There are two basic types of Fractures. They can be either a simple fracture or a compound one. The bone breaks but the skin do not break in a simple fracture, also known as a closed fracture. A complex fracture, also known as an open fracture, occurs when a bone is broken and the broken pieces pierce the skin.

Compound fractures are more grave than simple fractures. They can be more agonizing, need additional treatments, and take longer to recover. The majority of the compound fractures call for surgical intervention at the time of treatment, where the doctors will fix the fracture in the bone. A simple fracture, on the other hand, may only require a splint or cast to heal.

Bone fractures can also be painful or morbid. Traumatic breaks are caused by outside forces, for example, a limb getting stuck in a piece of machinery or crushed in a motorcycle accident. Diseased fractures erupt from medical conditions for instance cancer, osteoporosis, or bone diseases. Patients with painful fractures may have grounds to act on damage recovery via personal injury lawsuits against the party that resulted in the injury, like a driver or property owner.

Apart from simple and complex fractures, doctors categorize bone breaks into an assortment of other kinds. The name of the fracture can discover its location within the body, the position of the fracture on the bone, and the fragmentation of the bone. Fracture types consider avulsion (a ligament pulls on a bone and fractures it), comminuted (a bone shattered into pieces), greenstick (a bone that fractures on one side but bends on the other), hairline (partial fracture), and stress fracture (fracture due to repetitive motions and strains).

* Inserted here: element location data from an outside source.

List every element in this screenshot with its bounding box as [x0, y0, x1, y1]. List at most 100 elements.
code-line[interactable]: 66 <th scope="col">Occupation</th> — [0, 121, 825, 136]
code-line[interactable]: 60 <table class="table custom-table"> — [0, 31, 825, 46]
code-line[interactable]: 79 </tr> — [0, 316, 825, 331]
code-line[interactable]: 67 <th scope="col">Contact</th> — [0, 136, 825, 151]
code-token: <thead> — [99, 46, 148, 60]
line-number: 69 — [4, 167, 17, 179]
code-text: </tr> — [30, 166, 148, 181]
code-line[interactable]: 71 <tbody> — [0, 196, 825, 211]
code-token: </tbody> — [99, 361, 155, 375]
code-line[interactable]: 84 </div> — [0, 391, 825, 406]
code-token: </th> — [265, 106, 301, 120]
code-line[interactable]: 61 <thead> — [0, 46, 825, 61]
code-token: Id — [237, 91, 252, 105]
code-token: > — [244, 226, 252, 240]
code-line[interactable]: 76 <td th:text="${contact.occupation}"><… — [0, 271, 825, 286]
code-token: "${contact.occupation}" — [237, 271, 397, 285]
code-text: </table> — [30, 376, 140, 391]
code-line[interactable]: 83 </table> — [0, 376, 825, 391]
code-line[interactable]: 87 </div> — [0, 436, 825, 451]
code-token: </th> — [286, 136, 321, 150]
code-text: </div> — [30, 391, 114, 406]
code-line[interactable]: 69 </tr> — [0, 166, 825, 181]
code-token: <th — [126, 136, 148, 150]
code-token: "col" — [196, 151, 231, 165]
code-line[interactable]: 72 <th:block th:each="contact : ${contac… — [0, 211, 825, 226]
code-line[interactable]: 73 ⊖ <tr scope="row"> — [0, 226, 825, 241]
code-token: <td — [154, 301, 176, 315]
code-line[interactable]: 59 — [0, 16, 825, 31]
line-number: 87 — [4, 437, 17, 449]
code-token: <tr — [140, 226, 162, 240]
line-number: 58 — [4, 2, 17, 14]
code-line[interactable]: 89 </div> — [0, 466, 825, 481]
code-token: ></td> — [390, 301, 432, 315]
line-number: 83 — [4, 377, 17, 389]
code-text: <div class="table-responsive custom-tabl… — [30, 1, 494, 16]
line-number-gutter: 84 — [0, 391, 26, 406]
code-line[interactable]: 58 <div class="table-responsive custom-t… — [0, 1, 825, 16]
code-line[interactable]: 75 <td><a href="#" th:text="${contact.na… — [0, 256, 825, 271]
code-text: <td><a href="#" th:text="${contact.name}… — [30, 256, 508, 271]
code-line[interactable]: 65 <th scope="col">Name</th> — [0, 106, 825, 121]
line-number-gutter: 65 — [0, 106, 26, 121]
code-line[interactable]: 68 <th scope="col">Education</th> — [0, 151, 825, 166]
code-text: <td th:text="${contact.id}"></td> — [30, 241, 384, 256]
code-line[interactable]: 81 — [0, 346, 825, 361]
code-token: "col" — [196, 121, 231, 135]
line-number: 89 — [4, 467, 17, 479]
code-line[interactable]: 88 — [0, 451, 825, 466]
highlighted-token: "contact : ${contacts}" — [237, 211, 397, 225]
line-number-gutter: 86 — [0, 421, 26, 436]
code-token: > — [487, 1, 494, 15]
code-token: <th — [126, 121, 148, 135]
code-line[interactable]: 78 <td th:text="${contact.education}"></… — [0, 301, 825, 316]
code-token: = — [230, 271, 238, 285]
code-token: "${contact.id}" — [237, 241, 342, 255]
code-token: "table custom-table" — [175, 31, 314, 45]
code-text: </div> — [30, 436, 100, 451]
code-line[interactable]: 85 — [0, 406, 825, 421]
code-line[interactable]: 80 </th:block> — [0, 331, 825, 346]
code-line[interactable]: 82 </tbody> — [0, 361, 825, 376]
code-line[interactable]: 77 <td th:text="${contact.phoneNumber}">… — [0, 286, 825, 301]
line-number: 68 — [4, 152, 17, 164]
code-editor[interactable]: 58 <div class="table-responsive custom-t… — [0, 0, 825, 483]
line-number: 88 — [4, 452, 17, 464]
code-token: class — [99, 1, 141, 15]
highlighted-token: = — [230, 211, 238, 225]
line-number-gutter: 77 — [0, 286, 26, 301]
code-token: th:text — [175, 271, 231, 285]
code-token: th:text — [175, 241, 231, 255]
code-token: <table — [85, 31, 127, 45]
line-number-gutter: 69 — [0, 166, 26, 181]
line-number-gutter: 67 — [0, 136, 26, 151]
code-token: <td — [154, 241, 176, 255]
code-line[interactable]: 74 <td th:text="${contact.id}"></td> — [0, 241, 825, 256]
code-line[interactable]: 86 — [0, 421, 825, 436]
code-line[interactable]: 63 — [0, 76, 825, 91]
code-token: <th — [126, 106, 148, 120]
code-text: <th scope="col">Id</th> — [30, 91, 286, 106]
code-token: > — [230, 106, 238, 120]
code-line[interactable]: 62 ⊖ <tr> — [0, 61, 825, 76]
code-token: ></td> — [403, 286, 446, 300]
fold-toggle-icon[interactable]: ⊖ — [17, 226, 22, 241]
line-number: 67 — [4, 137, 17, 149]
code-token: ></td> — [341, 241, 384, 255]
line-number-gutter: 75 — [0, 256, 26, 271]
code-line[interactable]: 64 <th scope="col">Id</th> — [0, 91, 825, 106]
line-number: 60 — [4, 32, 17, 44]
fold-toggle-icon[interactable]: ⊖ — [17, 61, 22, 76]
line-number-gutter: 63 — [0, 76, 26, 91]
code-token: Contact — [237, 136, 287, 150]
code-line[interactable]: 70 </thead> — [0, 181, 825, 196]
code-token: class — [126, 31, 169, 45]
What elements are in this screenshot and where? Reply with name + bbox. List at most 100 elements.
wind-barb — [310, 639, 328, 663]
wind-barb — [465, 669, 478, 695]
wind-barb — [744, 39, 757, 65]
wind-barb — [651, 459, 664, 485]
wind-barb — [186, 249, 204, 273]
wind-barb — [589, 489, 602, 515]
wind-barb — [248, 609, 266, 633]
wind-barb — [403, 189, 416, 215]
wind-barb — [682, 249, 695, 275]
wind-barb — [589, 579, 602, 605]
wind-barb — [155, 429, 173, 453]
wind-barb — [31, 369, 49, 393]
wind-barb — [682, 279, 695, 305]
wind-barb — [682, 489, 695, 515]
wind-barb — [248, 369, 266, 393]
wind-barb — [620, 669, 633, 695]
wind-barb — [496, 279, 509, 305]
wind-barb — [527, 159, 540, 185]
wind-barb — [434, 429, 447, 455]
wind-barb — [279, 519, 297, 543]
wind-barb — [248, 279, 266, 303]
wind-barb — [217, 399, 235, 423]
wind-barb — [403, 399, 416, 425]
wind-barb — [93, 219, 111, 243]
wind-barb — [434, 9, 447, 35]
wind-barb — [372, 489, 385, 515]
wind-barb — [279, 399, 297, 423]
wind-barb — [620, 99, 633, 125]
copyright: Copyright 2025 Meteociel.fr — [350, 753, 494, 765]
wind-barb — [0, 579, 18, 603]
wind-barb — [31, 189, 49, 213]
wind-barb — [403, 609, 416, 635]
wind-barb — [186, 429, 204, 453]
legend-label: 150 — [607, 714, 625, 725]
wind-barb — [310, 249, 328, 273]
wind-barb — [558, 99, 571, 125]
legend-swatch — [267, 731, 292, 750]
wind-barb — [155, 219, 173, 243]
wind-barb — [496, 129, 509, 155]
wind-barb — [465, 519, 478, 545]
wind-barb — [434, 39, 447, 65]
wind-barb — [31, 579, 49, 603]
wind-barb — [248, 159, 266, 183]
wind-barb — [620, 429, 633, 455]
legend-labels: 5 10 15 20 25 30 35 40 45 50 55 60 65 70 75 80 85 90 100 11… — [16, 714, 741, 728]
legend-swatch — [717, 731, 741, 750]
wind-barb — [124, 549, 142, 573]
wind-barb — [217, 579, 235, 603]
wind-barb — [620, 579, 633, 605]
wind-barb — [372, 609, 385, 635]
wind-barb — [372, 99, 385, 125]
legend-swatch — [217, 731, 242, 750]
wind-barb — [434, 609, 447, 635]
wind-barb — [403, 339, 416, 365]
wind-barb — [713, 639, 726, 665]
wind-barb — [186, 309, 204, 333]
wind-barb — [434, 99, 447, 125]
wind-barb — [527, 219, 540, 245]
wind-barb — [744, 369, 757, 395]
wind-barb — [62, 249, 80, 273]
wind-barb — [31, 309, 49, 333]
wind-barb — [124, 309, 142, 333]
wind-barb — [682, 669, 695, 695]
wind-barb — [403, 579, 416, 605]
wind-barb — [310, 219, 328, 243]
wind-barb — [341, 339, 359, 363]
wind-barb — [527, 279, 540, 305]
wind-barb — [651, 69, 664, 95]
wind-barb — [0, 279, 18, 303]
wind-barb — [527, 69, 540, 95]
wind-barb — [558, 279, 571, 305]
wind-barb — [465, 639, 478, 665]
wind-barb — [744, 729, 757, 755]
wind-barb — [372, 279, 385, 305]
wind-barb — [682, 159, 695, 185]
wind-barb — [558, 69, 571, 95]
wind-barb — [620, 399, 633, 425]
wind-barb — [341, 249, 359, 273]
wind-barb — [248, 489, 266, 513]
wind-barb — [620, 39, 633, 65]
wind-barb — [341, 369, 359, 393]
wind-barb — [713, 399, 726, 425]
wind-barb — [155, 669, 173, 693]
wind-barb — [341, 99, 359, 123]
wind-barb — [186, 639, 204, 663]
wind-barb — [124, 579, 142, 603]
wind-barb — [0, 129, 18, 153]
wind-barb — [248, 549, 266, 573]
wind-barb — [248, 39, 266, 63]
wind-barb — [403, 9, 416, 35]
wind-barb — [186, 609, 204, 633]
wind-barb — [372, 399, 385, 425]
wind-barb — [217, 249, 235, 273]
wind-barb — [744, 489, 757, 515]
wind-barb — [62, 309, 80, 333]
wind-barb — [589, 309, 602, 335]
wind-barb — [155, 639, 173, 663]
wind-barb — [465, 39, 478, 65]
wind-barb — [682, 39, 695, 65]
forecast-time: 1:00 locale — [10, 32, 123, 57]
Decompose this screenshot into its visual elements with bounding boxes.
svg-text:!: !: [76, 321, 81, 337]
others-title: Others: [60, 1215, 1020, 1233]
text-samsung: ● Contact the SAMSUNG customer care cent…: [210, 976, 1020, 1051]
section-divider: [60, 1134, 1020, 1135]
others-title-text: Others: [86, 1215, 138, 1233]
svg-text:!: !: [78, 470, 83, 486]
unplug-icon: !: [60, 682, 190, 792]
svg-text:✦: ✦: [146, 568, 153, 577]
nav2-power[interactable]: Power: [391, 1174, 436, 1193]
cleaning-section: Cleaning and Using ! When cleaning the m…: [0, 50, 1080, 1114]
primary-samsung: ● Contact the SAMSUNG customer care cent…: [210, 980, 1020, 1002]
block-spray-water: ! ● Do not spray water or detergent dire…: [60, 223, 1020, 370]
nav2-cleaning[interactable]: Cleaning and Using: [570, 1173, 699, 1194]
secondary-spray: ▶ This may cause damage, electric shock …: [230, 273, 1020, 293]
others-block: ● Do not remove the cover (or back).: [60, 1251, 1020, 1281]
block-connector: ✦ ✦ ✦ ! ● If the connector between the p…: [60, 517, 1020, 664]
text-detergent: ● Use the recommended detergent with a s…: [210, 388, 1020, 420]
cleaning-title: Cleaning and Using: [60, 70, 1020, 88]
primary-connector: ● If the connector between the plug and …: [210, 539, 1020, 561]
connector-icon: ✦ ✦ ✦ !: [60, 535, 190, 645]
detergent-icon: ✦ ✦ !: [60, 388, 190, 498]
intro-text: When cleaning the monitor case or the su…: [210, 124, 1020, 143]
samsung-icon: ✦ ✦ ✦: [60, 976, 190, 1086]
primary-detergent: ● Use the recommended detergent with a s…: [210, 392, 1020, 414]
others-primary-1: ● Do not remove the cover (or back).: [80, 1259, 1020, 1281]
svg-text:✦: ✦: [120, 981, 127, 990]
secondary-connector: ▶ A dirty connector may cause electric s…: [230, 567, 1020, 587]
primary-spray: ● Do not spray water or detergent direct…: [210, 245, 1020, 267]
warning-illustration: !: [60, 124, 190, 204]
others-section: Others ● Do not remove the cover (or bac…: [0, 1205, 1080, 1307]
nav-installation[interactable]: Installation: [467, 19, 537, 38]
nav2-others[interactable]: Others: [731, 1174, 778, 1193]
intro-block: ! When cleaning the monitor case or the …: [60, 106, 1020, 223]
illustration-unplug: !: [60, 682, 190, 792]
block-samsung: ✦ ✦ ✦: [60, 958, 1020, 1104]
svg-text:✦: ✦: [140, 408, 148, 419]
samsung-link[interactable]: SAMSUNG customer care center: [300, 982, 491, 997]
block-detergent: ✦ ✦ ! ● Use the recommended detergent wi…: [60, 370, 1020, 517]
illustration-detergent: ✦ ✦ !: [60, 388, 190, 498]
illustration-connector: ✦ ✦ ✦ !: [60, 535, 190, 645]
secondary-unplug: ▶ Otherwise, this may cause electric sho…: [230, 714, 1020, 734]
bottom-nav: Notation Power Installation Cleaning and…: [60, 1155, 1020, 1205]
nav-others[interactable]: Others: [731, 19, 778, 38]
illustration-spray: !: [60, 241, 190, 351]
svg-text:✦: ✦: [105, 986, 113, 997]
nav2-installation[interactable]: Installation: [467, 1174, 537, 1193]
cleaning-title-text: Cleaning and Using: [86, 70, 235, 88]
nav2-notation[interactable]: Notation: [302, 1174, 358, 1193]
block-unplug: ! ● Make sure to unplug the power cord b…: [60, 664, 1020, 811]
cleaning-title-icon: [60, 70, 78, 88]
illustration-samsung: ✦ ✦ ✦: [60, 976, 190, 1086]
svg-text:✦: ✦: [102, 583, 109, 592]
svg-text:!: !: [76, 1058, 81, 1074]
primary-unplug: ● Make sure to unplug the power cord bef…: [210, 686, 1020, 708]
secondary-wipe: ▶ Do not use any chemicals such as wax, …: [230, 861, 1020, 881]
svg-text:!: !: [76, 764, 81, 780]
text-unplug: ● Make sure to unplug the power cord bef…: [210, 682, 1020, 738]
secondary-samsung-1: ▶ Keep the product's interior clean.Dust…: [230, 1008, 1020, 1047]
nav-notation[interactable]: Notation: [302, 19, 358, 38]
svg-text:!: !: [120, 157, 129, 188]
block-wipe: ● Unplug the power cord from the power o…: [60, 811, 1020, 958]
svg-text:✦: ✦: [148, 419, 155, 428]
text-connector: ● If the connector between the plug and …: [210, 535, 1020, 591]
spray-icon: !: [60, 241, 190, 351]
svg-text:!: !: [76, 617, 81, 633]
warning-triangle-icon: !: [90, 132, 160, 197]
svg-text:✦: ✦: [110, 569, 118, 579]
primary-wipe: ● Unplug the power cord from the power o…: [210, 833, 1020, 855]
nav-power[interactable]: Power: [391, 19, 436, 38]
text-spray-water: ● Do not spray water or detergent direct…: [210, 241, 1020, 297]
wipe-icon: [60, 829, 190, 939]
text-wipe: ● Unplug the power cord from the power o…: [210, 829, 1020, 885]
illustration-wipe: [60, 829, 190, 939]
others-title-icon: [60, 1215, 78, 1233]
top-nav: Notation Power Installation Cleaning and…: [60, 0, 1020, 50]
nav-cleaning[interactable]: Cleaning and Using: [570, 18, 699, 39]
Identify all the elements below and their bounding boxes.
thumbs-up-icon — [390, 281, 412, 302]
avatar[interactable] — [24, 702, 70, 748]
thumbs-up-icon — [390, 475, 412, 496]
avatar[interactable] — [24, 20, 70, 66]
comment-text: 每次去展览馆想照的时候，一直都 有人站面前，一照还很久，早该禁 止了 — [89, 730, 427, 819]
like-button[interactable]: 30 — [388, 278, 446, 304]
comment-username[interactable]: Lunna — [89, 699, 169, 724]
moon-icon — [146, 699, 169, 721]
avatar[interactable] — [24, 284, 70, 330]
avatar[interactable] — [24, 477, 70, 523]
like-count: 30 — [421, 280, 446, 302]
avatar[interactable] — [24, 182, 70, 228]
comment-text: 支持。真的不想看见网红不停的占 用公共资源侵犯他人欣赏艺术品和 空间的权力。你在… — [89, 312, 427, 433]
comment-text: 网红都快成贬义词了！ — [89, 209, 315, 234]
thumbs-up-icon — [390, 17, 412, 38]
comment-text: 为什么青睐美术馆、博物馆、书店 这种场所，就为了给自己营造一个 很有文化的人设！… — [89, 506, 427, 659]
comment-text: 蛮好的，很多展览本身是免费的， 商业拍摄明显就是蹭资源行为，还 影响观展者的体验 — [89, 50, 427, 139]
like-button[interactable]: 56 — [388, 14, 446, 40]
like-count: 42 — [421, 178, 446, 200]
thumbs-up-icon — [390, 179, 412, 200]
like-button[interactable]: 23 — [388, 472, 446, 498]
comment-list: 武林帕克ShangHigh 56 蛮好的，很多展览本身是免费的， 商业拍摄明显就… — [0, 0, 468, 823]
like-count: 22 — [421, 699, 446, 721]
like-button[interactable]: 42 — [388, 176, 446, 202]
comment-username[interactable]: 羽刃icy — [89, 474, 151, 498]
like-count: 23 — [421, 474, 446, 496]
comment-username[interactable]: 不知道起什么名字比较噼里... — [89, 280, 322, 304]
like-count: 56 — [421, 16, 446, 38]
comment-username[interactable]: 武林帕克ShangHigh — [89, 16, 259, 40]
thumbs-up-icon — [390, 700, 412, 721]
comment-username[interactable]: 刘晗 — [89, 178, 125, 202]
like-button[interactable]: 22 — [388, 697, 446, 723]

You may have broken a bone in an accident if you sense pain, swelling, bruising or discoloration, angulation of a bone, or the incapability to move the area. These are all prospective symptoms of a simple fracture. If you notice broken, bleeding skin in addition to these symptoms, you may have a compound fracture. You may also feel a grating or stopping sensation in the affected bone and difficulty putting weight on it. Fracturing larger bones in the body could lead to nausea, vomiting, dizziness, fainting, and looking pale and clammy.


Avoid moving the affected area if you think you’ve fractured a bone. Hold for paramedics to come and steady the limb. A physical examination will let you know whether you fractured a bone, the type of fracture, and its location. X-rays, MRIs, or CT scans can display images of your break. You may need surgery to fix the injury. Otherwise, a physician will lessen the fracture and withhold the limb to allow it to fix itself over time. Simple fractures can take as little as two weeks to recover, while compound fractures can take up to eight weeks or longer.

Complications can originate after suffering a broken bone that increases the time it will take to heal. The patient may prolong an infection or a blood supply problem. The patient’s age, health status, type of fracture, and the healing process can all have an impact on the length of recovery. In the meantime, the patient may lose wages from the unfitness to return to work. Contact an attorney near you for info about recovering these and other damages from a bone fracture.